Cisco and Apple are no longer approved suppliers to the Chinese government, as it seeks to restrict the reach of US IT companies in its domestic market.
While Cisco had 60 products approved for government use in 2014, they had all been removed from the list provided to state agencies by China’s Central Government Procurement Center (CGPC), according to Reuters.
Products from Apple, Citrix, and McAffee were also removed from the list. Meanwhile, overall the number of approved supplies has risen from just under 3,000 to almost 5,000.
In August 2014 the CGPC banned US-based Symantec and UK-based Kaspersky from government use.

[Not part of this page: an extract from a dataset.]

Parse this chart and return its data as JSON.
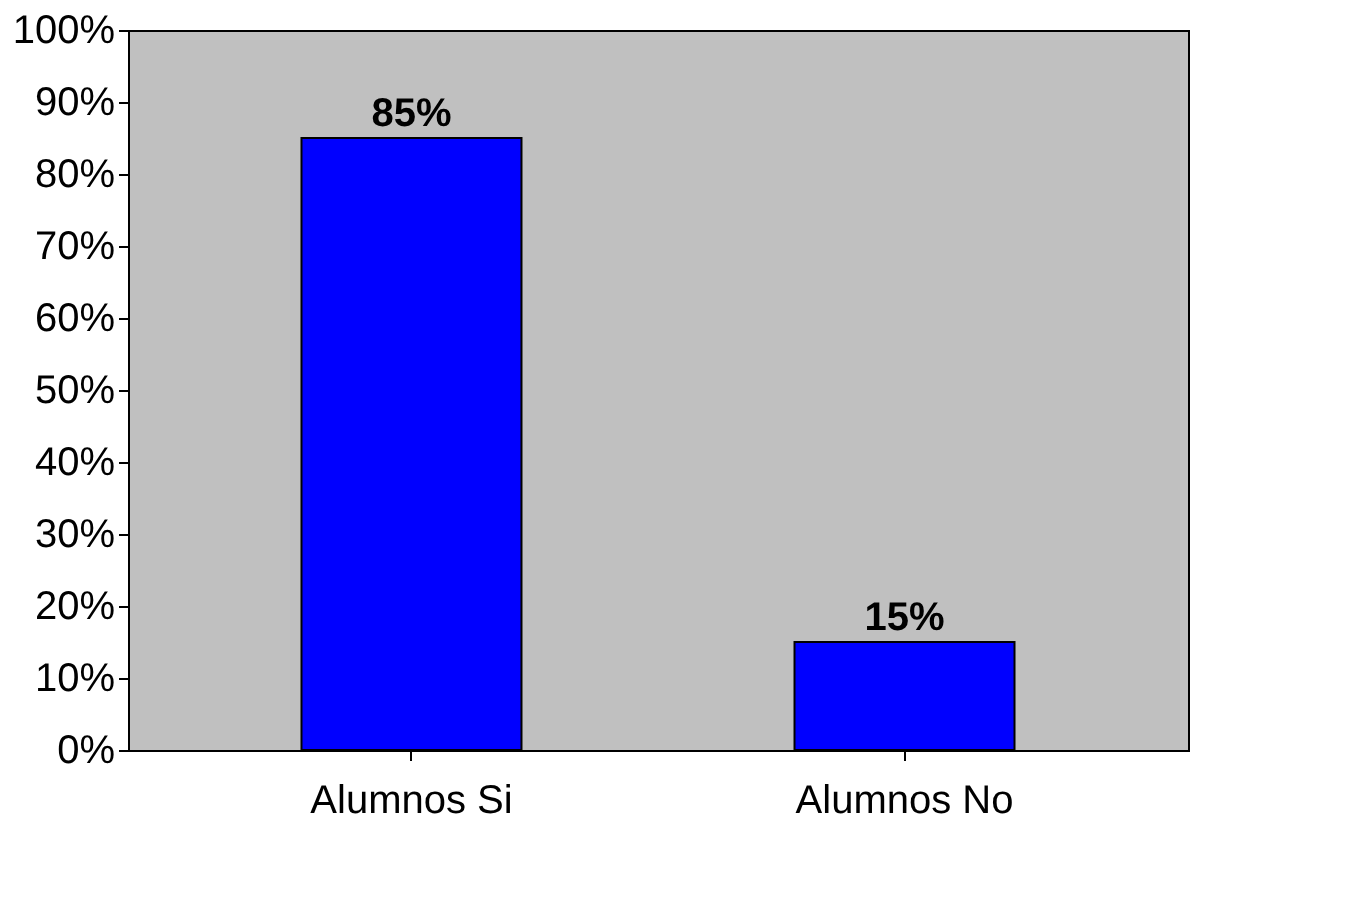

According to The Washington Post the trade blockade could be a reaction to the PRISM surveillance programme being conducted by the US National Security Agency (NSA). Information about the programme, leaked as a series of documents stolen by former operative Ed Snowden, is a growing concern within China, which is reportedly being more vigilant about its need for “cyber-sovereignty.”
In January it was reported that Virtual Private Network (VPN) providers Astrill, StrongVPN and Golden Frog – which enabled Chinese citizens to freely access websites and apps blocked within the country – had faced severe disruptions as part of the Chinese government’s Internet censorship system, popularly known as the ‘Great Firewall’.
Previous government interference has led to complaints from Google, raids on Microsoft’s offices, investigation’s into the use of IBM servers by Chinese banks and restrictions placed on Dropbox and Gmail.
According to analyst firm IDC, the Chinese information and communications technology market is expected to be valued at $465 billion in 2015.
“There’s no doubt that the state-owned enterprise segment of the market has been favoring the local indigenous content,” one western IT company executive told Reuters.